É um argumento justo, mas não estamos mais em 1994. Por lá, Dulli destoava do restante do chamado “alternative rock” como uma espécie de alienígena tarado e alcoólatra certo de que havia lugar para soul, R&B e funk no clima pesado da era grunge. Por aqui, Dulli é mais um louco no meio desse bando de loucos. Ninguém quer marcar território e, consequentemente, não existem mais territórios. Vinte anos depois, o Afghan Whigs não é mais filho único e angariar novos fãs em tempos de mash-up não é uma missão muito fácil. Qual a saída que o compositor encontrou? Fazer mais um disco do Twilight Singers.

De fato, o que há de Afghan Whigs nesse novo álbum fica restrito a um adesivo colado na capa. Rick McCollum, guitarrista que também fundou a banda e ajudou a moldar sua identidade, é uma ausência perceptível. Somente o baixista é egresso da formação original, o que reforça a ligação com a vibe “Dulli & Convidados” que o Twilight Singers possui. Em alguns pontos, como na guitarra robotizada, quase nu-metal, que introduz “Matamoros” (tocada por Clay Tarver, do Chavez), a falta que McCollum faz a essa nova formação fica evidente. Por outro lado, existem ocasiões em que a participação especial adiciona novas dinâmicas, como no segundo single, “The Lottery”, adornada com competência pelo guitarrista Mack McGuire.

O que há de melhor em “Do To The Beast”, contudo, é resultado do carisma e talento de Dulli. A voz incansável, apesar de uma correção eletrônica tímida em “Algiers”, continua a mesma. E a paixão com que defende sua música, carregando até as composições menos complexas por crescendos cheios de densidade, eventualmente redime as perceptíveis fragilidades deste novo álbum. Mais notadamente, no quase-plágio de “Street Spirit” em “These Sticks” e na delicadeza de “Lost In The Woods”. Nesta última, é bem provável que o refrão provoque arrepios em quem viveu a década de 90 acompanhando a evolução impecável da discografia do Afghan Whigs.

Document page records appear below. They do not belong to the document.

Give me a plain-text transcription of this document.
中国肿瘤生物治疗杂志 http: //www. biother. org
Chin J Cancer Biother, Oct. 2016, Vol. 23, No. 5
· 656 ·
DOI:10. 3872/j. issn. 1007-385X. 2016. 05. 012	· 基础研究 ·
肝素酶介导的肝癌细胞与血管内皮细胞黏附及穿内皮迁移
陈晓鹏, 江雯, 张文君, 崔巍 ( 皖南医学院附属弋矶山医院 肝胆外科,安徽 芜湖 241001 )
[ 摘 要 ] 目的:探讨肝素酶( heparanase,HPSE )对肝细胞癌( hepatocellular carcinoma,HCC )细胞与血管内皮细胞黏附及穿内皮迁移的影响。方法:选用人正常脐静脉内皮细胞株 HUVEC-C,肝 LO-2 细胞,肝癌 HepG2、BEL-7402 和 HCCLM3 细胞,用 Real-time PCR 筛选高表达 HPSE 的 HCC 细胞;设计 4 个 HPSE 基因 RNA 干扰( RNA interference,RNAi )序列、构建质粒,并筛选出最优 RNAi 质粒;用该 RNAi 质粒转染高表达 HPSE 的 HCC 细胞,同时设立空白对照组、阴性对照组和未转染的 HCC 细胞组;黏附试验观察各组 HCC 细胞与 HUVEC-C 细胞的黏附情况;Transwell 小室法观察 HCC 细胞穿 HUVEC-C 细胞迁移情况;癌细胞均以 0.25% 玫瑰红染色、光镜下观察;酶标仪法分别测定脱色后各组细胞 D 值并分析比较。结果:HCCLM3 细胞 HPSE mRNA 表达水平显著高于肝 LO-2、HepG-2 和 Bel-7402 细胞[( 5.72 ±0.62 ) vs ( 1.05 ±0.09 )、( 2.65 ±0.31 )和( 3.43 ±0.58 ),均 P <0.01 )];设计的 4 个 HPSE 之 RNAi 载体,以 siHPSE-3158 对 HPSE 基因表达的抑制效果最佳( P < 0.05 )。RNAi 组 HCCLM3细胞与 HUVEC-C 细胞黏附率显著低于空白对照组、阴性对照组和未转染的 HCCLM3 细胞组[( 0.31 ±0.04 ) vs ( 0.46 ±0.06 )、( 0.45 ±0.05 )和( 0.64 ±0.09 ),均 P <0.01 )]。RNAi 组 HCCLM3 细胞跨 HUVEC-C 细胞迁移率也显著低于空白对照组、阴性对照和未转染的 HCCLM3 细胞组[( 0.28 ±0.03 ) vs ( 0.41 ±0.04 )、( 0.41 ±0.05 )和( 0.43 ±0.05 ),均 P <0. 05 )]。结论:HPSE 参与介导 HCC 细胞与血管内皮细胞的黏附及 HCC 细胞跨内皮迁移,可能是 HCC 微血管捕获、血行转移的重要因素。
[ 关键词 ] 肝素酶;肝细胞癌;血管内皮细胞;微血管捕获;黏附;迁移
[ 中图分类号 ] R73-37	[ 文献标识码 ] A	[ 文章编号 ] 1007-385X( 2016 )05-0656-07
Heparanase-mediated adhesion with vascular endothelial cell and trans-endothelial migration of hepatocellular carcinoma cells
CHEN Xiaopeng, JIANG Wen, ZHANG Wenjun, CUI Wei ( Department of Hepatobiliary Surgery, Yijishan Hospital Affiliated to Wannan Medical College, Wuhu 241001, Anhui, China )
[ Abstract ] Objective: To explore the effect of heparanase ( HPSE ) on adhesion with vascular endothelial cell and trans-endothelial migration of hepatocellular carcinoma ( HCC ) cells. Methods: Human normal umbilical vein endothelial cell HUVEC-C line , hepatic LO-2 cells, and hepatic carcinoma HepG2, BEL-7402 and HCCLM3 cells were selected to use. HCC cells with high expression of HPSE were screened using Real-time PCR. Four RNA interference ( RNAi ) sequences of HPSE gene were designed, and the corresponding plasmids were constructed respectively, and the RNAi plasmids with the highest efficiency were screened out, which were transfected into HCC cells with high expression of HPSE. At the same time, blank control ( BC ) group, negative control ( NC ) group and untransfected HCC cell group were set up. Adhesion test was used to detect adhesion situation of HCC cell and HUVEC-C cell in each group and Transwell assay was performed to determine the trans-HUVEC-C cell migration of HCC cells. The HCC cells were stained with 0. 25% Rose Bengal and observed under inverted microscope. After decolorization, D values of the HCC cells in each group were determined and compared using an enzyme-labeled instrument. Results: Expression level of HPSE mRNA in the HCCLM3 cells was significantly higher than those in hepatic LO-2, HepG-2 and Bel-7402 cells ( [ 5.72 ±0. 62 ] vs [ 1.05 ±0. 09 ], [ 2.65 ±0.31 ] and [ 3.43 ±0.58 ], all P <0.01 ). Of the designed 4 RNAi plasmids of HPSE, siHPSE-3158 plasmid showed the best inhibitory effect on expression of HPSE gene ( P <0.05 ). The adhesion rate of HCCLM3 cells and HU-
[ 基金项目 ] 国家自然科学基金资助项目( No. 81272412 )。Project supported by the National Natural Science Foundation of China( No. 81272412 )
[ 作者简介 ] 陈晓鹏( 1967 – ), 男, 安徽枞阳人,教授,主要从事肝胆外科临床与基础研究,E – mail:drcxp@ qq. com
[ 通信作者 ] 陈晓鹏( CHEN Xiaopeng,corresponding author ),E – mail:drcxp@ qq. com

É bem provável, também, que “Do The Beast” não vá superar as grandes expectativas de quem esperava um novo disco dos Whigs por mais de 15 anos. E, mesmo pensando numa audiência que ainda não teve contato com a banda, não há razão prática para interesse num disco motivado pelo capricho e vontade de um ícone do pop de duas décadas atrás. Mas enquanto os caprichos de Dulli foram defendidos nesse nível de passionalidade, dá para deixar a praticidade de lado por uns 40 minutos.